Virgin-Napster online beats BBC chart launch

Virgin Radio has trumped Radio 1 by signing a deal with online music service Napster to launch a download chart that will make its debut three days before the BBC broadcasts its first rundown of the best-selling online tracks.
  
  


Virgin Radio has trumped Radio 1 by signing a deal with online music service Napster to launch a download chart that will make its debut three days before the BBC broadcasts its first rundown of the best-selling online tracks.

Radio 1 announced earlier this month it had signed a deal with the Official Chart Company to broadcast a weekly download chart that will attempt to track the recent upsurge in popularity for online music purchases.

But now Virgin Radio has nipped in ahead of the BBC with its own download chart, which will be launched at 7pm on Sunday August 29.

The Virgin Radio chart will be presented by Ben Jones, and will count down the 20 most popular tracks among Napster users that week.

John Pearson, the chief executive of Virgin Radio, said the move was the first step in what would become "a much broader partnership".

Unlike the BBC chart, which is based on sales of downloaded tracks from a variety of online music stores, the Virgin rundown will be compiled exclusively by Napster and will combine download sales with tracks listened to by the online retailer's subscribers.

Napster will also continue to contribute sales figures to the official Radio 1 chart, which will be broadcast at 6pm every Wednesday from September 1 as part of Scott Mills' show.

For £9.95 a month, subscribers to Napster - the former renegade of the online music world that was relaunched earlier this year as a legitimate concern - are allowed to listen to songs on their computers as many times as they like, although they pay more to transfer tracks to other devices.
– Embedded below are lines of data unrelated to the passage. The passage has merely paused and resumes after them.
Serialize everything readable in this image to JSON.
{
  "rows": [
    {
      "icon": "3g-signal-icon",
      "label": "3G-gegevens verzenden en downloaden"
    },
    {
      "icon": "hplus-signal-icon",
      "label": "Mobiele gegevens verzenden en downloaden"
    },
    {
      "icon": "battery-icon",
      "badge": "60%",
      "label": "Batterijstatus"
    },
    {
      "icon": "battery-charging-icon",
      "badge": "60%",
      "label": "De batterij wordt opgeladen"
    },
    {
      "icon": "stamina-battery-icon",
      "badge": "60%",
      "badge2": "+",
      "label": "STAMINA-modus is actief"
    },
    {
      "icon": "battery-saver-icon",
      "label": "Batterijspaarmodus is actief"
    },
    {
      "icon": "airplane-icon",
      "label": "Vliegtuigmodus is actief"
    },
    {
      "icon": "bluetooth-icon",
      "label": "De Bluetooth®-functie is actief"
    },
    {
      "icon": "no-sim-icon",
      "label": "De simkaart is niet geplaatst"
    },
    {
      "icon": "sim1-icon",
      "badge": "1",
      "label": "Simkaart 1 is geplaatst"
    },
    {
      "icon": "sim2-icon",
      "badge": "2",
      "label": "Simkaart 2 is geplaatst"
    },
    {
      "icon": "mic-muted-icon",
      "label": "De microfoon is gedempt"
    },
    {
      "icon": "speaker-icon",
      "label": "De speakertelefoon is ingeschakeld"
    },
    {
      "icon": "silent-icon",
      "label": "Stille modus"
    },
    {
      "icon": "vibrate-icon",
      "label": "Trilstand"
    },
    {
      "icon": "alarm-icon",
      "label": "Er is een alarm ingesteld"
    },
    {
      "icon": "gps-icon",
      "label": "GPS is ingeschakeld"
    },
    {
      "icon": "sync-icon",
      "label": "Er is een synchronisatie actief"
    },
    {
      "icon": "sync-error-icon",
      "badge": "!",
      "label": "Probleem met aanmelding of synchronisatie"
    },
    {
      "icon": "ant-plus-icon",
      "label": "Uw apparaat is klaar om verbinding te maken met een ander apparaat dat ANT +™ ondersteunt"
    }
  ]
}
The music industry believes the launch of download radio shows will help revive interest in the charts, with early signs that the audience buying downloads is older than the teenage market that drives the singles chart.

Music executives hope that a wider range of artists will be featured, with tracks that stay in the charts longer and move up and down depending on their popularity, rather than because of price-cutting campaigns and marketing muscle.